Personal information
- Date of birth: 3 March 1997
- Place of birth: Bern, Switzerland
- Date of death: 16 December 2022 (aged 25)
- Place of death: Muscat, Oman
- Height: 1.77 m (5 ft 10 in)
- Position(s): Centre-back

Youth career
- 2003–2008: FC Schoenbuehl
- 2008–2015: Young Boys

Senior career*
- Years: Team / Apps / (Gls)
- 2015–2017: Young Boys U21 / 38 / (2)
- 2016–2020: Young Boys / 0 / (0)
- 2017–2018: →Thun U21 (loan) / 5 / (0)
- 2017–2018: →Thun (loan) / 1 / (0)
- 2018–2019: →Chiasso (loan) / 25 / (2)
- 2019–2020: →Kriens (loan) / 20 / (0)
- 2020–2022: Kriens / 34 / (0)
- 2022: Stade Lausanne Ouchy / 5 / (0)

International career
- 2012: Switzerland U15 / 6 / (0)
- 2012: Switzerland U16 / 2 / (0)
- 2015: Switzerland U18 / 1 / (0)
- 2015–2016: Switzerland U19 / 7 / (0)
- 2016–2017: Switzerland U20 / 4 / (0)

= Elia Alessandrini =

Swiss footballer (1997–2022)

Elia Alessandrini (3 March 199716 December 2022) was a Swiss professional footballer who played as a centre-back.

== Club career ==
Alessandrini began playing football at his local club Schoenbuehl in Bern, Switzerland, at the age of 6, before joining the youth academy of Young Boys in 2008, where he subsequently worked his way up their youth levels. He gained national attention in 2012 as a ball boy in a match between the national teams of Switzerland and Argentina, when he snuck up on Lionel Messi to get a handshake. He was captain of the Young Boys' U21s for the 2016–17 season. In the 2017–18 season, he joined Thun in the Swiss Super League on loan and made his professional debut as a late substitute in a 4–0 win over his parent club Young Boys on 9 August 2017. In the summer of 2018, he joined Chiasso on loan in the Swiss Challenge League. He joined SC Kriens on loan on 27 July 2019, and eventually joined them on a permanent basis and became their captain. Hampered by injuries, he transferred to Stade Lausanne Ouchy on 6 July 2022.

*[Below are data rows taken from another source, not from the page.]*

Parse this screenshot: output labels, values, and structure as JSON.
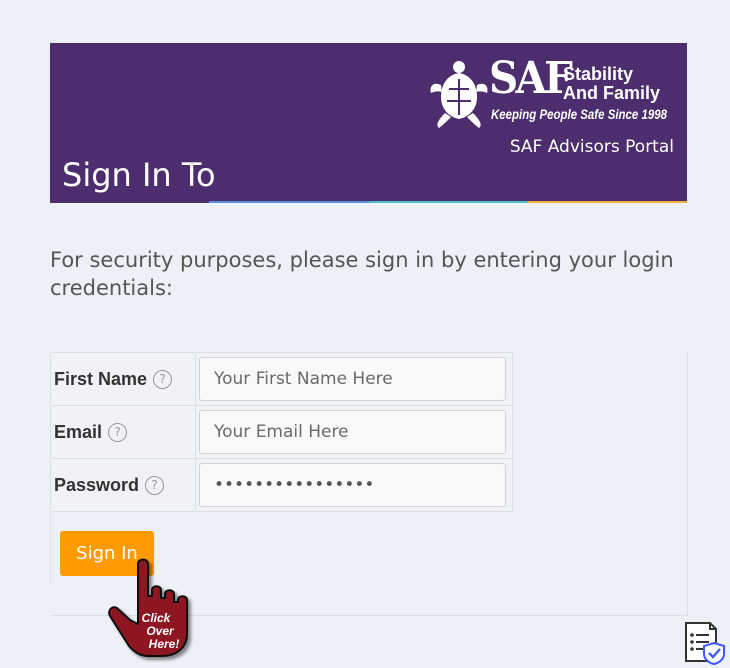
{
  "header": {
    "logo": {
      "brand": "SAF",
      "name_line1": "Stability",
      "name_line2": "And Family",
      "tagline": "Keeping People Safe Since 1998"
    },
    "portal_name": "SAF Advisors Portal",
    "title": "Sign In To"
  },
  "intro_text": "For security purposes, please sign in by entering your login credentials:",
  "form": {
    "fields": [
      {
        "label": "First Name",
        "help": "?",
        "placeholder": "Your First Name Here",
        "value": ""
      },
      {
        "label": "Email",
        "help": "?",
        "placeholder": "Your Email Here",
        "value": ""
      },
      {
        "label": "Password",
        "help": "?",
        "placeholder": "",
        "value": "••••••••••••••••"
      }
    ],
    "submit_label": "Sign In"
  },
  "cursor_graphic": {
    "text": "Click Over Here!"
  },
  "colors": {
    "header_bg": "#4c2d6d",
    "accent_button": "#ff9a00",
    "page_bg": "#edf1f7",
    "stripe": [
      "#4c2d6d",
      "#5b8fd9",
      "#4dbfc3",
      "#f3b23c"
    ]
  },
  "icons": [
    "help-icon",
    "pointing-hand-icon",
    "privacy-badge-icon",
    "turtle-logo-icon"
  ]
}
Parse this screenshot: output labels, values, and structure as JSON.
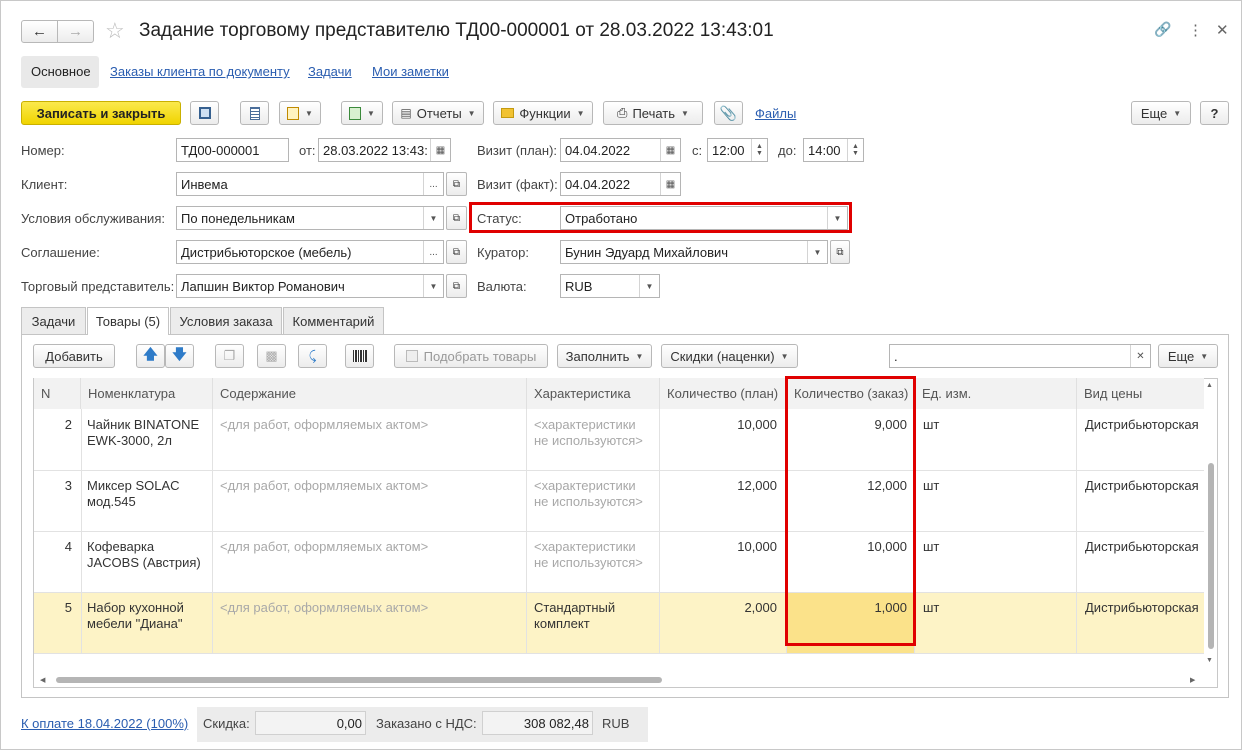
{
  "window": {
    "title": "Задание торговому представителю ТД00-000001 от 28.03.2022 13:43:01"
  },
  "nav_tabs": [
    "Основное",
    "Заказы клиента по документу",
    "Задачи",
    "Мои заметки"
  ],
  "toolbar": {
    "save_close": "Записать и закрыть",
    "reports": "Отчеты",
    "functions": "Функции",
    "print": "Печать",
    "files": "Файлы",
    "more": "Еще",
    "help": "?"
  },
  "form": {
    "number_label": "Номер:",
    "number": "ТД00-000001",
    "from_label": "от:",
    "from": "28.03.2022 13:43:",
    "visit_plan_label": "Визит (план):",
    "visit_plan": "04.04.2022",
    "from_time_label": "с:",
    "from_time": "12:00",
    "to_time_label": "до:",
    "to_time": "14:00",
    "client_label": "Клиент:",
    "client": "Инвема",
    "visit_fact_label": "Визит (факт):",
    "visit_fact": "04.04.2022",
    "service_label": "Условия обслуживания:",
    "service": "По понедельникам",
    "status_label": "Статус:",
    "status": "Отработано",
    "agreement_label": "Соглашение:",
    "agreement": "Дистрибьюторское (мебель)",
    "curator_label": "Куратор:",
    "curator": "Бунин Эдуард Михайлович",
    "agent_label": "Торговый представитель:",
    "agent": "Лапшин Виктор Романович",
    "currency_label": "Валюта:",
    "currency": "RUB"
  },
  "content_tabs": [
    "Задачи",
    "Товары (5)",
    "Условия заказа",
    "Комментарий"
  ],
  "table_toolbar": {
    "add": "Добавить",
    "pick": "Подобрать товары",
    "fill": "Заполнить",
    "discounts": "Скидки (наценки)",
    "search": ".",
    "more": "Еще"
  },
  "table": {
    "columns": [
      "N",
      "Номенклатура",
      "Содержание",
      "Характеристика",
      "Количество (план)",
      "Количество (заказ)",
      "Ед. изм.",
      "Вид цены"
    ],
    "rows": [
      {
        "n": "2",
        "item": "Чайник BINATONE EWK-3000,  2л",
        "content": "<для работ, оформляемых актом>",
        "char": "<характеристики не используются>",
        "qty_plan": "10,000",
        "qty_order": "9,000",
        "unit": "шт",
        "price_type": "Дистрибьюторская"
      },
      {
        "n": "3",
        "item": "Миксер SOLAC мод.545",
        "content": "<для работ, оформляемых актом>",
        "char": "<характеристики не используются>",
        "qty_plan": "12,000",
        "qty_order": "12,000",
        "unit": "шт",
        "price_type": "Дистрибьюторская"
      },
      {
        "n": "4",
        "item": "Кофеварка JACOBS (Австрия)",
        "content": "<для работ, оформляемых актом>",
        "char": "<характеристики не используются>",
        "qty_plan": "10,000",
        "qty_order": "10,000",
        "unit": "шт",
        "price_type": "Дистрибьюторская"
      },
      {
        "n": "5",
        "item": "Набор кухонной мебели \"Диана\"",
        "content": "<для работ, оформляемых актом>",
        "char": "Стандартный комплект",
        "qty_plan": "2,000",
        "qty_order": "1,000",
        "unit": "шт",
        "price_type": "Дистрибьюторская"
      }
    ]
  },
  "footer": {
    "payment_link": "К оплате 18.04.2022 (100%)",
    "discount_label": "Скидка:",
    "discount": "0,00",
    "ordered_label": "Заказано с НДС:",
    "ordered": "308 082,48",
    "currency": "RUB"
  },
  "colors": {
    "accent_yellow": "#f5dc1e",
    "highlight_red": "#e00000",
    "selected_row": "#fdf3c6",
    "link": "#2a5db0"
  }
}
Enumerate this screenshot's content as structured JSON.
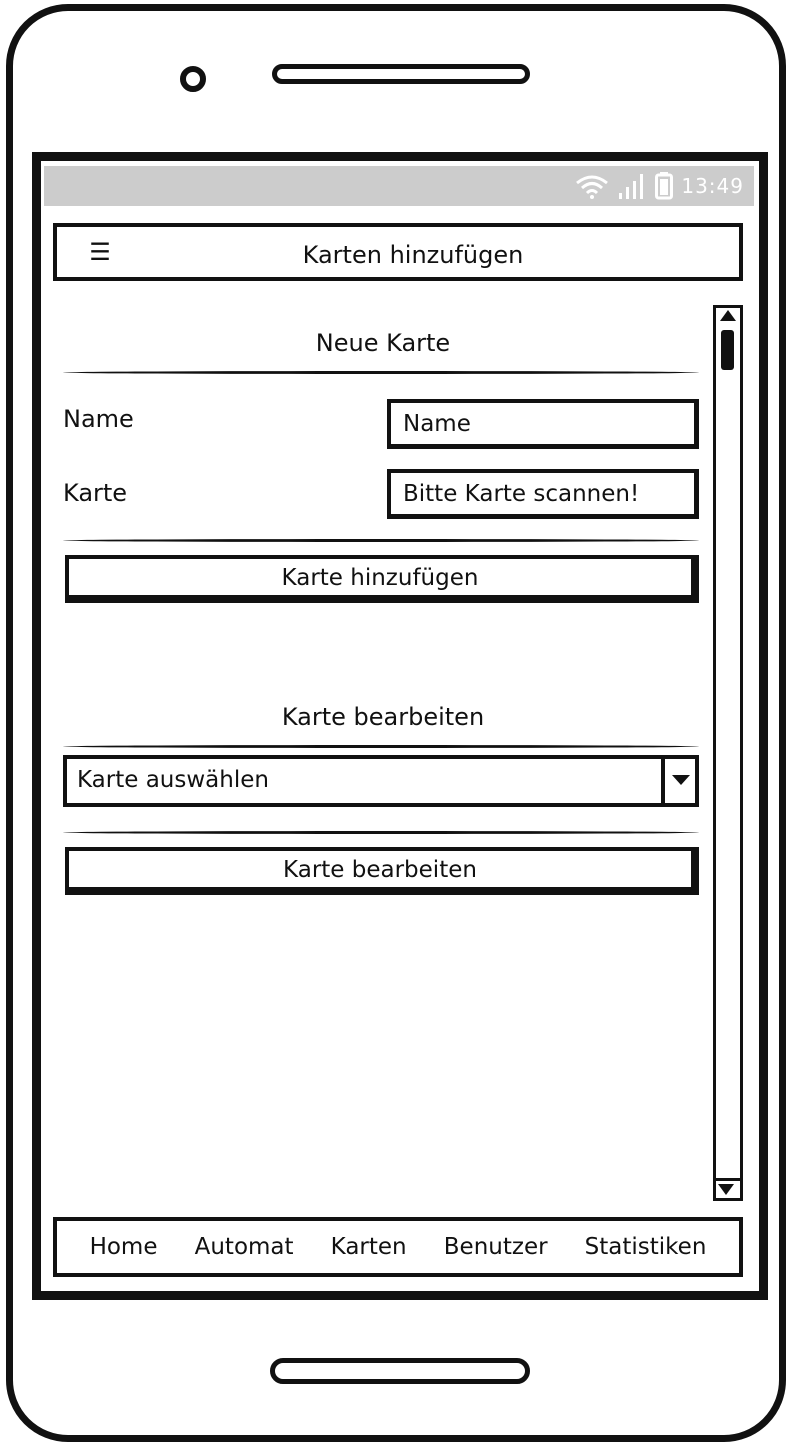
{
  "status_bar": {
    "time": "13:49",
    "icons": [
      "wifi-icon",
      "signal-icon",
      "battery-icon"
    ]
  },
  "header": {
    "menu_icon": "hamburger-menu-icon",
    "title": "Karten hinzufügen"
  },
  "new_card": {
    "title": "Neue Karte",
    "name_label": "Name",
    "name_placeholder": "Name",
    "card_label": "Karte",
    "card_placeholder": "Bitte Karte scannen!",
    "add_button": "Karte hinzufügen"
  },
  "edit_card": {
    "title": "Karte bearbeiten",
    "select_value": "Karte auswählen",
    "edit_button": "Karte bearbeiten"
  },
  "bottom_nav": {
    "items": [
      "Home",
      "Automat",
      "Karten",
      "Benutzer",
      "Statistiken"
    ]
  },
  "colors": {
    "ink": "#111111",
    "status_bar": "#cccccc",
    "background": "#ffffff"
  }
}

== International career ==
Alessandrini played as a youth international for Switzerland. He first represented the Switzerland U15s in 2012. He was part of the Switzerland U19s at the 2016 UEFA European Under-19 Championship. He last played for the Switzerland U20s in 2017.

== Personal life and death ==
Born in Bern on 3 March 1997, Alessandrini was a Swiss national of Italian descent through a grandfather from Abruzzo, Italy.

Alessandrini died on 16 December 2022, near Muscat, Oman, while on vacation with his partner; he reportedly drowned in a swimming pool hours before his flight was scheduled to return to Switzerland. As of 17 December 2022, the exact cause of death has not been revealed.